Наступило молчание.
— Денег у меня нет, — сказал Ганс.
— Чему армия научила меня, — негромко заговорил Бремиг, — так это верности. Не фатерланду, флагу или фюреру, а собратьям, с которыми волею судьбы оказался в аду на земле. — И принялся напевать старую немецкую солдатскую песню «Ich hatt'einen Kameraden»[71].
Ганс впервые ощутил дрожь волнения и ком в горле. Яростно выхватил из кармана деньги и швырнул на стол пять тысяч лир.
— Бери и проваливай!
Ему пришлось удержать Бремига от целования руки.
— Я мерзейший человек из всех, живших на свете, — запинаясь, пробормотал Бремиг, слезы его одна за другой капали на стол. — Единственная моя надежда в этой жизни — стать менее мерзким.
Когда Бремиг ушел нетвердой походкой, Ганс почувствовал, что все взгляды обращены к нему. Настроение покорять женщину у него пропало. Болела голова, в кармане оставалось четыре тысячи лир. Тереза на подиуме разматывала свои покровы из искусственного шелка. Выглядела она нелепо. Он вышел на свежий воздух.
Был ли Бремиг искренен? Не будет ли его союз с церковью союзом по расчету? Ганс вернулся мыслями к разгрому деревни. При желании он мог прекрасно вспомнить все, но то была война! В России было много смертей, ноги в сапогах торчали из снега под всевозможными углами, руки, обращенные ладонями вверх, каменели в едва ли не смешных положениях, будто муляжи. Он был солдатом, и сердце у него безжалостнее, чем у большинства людей. Это входило в программу выучки, черт возьми. Отработка штыковых ударов на мешке с соломой, в левую часть паха, в правую, в сердце. Для чего, если не затем, чтобы убивать? В казарме учили не хирургии.
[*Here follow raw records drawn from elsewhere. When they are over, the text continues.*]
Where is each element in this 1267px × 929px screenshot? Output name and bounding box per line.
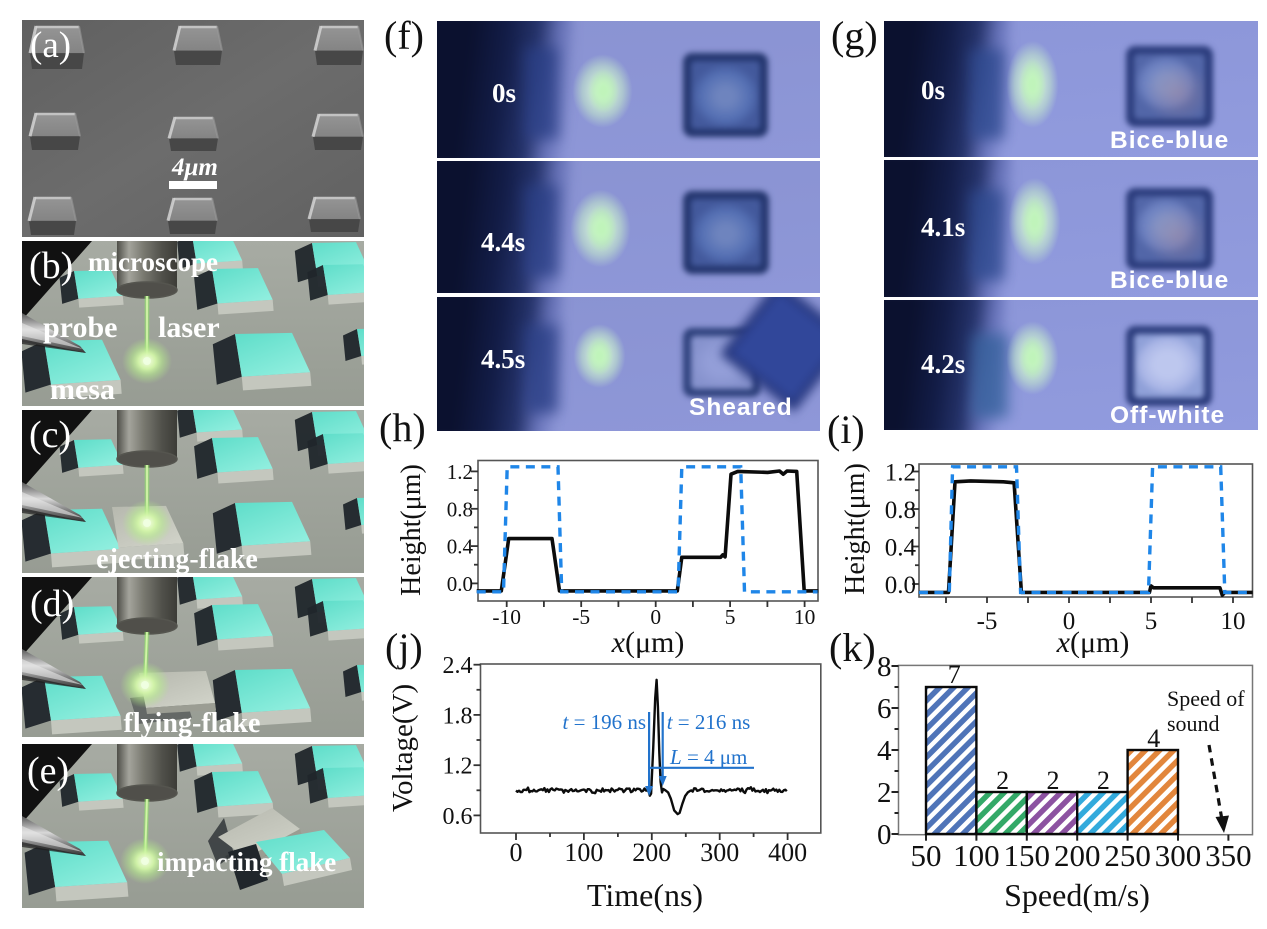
svg-text:-5: -5 xyxy=(572,605,590,629)
svg-text:laser: laser xyxy=(158,311,220,344)
svg-text:4: 4 xyxy=(1147,724,1160,753)
svg-text:2: 2 xyxy=(1047,766,1060,795)
svg-text:t = 196 ns: t = 196 ns xyxy=(562,710,646,734)
svg-text:(a): (a) xyxy=(30,25,71,66)
svg-text:6: 6 xyxy=(877,693,892,725)
svg-text:5: 5 xyxy=(725,605,736,629)
svg-text:10: 10 xyxy=(794,605,816,629)
svg-text:-10: -10 xyxy=(492,605,521,629)
svg-text:2: 2 xyxy=(1097,766,1110,795)
svg-text:x(μm): x(μm) xyxy=(1056,626,1130,658)
svg-text:sound: sound xyxy=(1167,711,1220,736)
svg-text:100: 100 xyxy=(953,838,1000,873)
svg-text:1.2: 1.2 xyxy=(885,460,916,487)
svg-text:(e): (e) xyxy=(27,750,69,792)
svg-text:1.2: 1.2 xyxy=(447,460,473,484)
svg-text:200: 200 xyxy=(632,838,671,867)
svg-text:0.4: 0.4 xyxy=(885,535,917,562)
svg-text:(c): (c) xyxy=(29,414,71,456)
svg-text:Speed(m/s): Speed(m/s) xyxy=(1004,877,1150,913)
svg-text:4: 4 xyxy=(877,735,892,767)
svg-text:L = 4 μm: L = 4 μm xyxy=(669,745,747,769)
svg-text:(b): (b) xyxy=(29,245,73,287)
svg-text:Height(μm): Height(μm) xyxy=(396,464,427,596)
svg-text:Height(μm): Height(μm) xyxy=(840,463,871,595)
svg-text:0: 0 xyxy=(650,605,661,629)
svg-text:0.8: 0.8 xyxy=(885,497,916,524)
svg-text:1.2: 1.2 xyxy=(443,754,473,780)
svg-text:0.6: 0.6 xyxy=(443,804,473,830)
svg-text:mesa: mesa xyxy=(50,373,115,406)
svg-text:200: 200 xyxy=(1054,838,1101,873)
svg-text:100: 100 xyxy=(564,838,603,867)
svg-text:Speed of: Speed of xyxy=(1167,686,1245,711)
svg-text:2: 2 xyxy=(877,777,892,809)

Бремиг — обманщик. Страх толкнул его к вере как к последней надежде на спасение. Однако ночь в пустой церкви, должно быть, внушает суеверный страх, достаточно сильный, чтобы вызвать галлюцинации у того, кто лишен душевного спокойствия. Если Бремиг был искренен, то он несправедлив к нему. «Ich hatt'einen Kameraden». Ради старых времен этот человек заслуживает сомнения в пользу ответной стороны. Разве мужчина способен искусственно довести себя до таких слез? Под огнем Бремиг никогда не плакал. Усилием воли можно выжать из глаз слезинку, но не зареветь в три ручья. Монотонно зазвонил средневековый колокол, созывая верующих на молитву. Этот звук пришел с темных, затхлых страниц истории, времен полнейшей наивности, тогда ад был реальным местом со своей огненной географией, рогатые черти с явным удовольствием бросали в котлы грешников; тогда Бог-Отец, восседая на облаках, произносил свои внушающие благоговение приговоры, а добродетельным, в отличие от одержимых, дозволялось гулять одетыми по райским садам. Ганс вышел на площадь и взглянул на церковь. Она была не особенно большой, очень старой, сложенной из неотесанных камней, с которых обвалилась штукатурка. Каменную унылость стены нарушало только округлое окно причудливой формы. Площадь была пуста.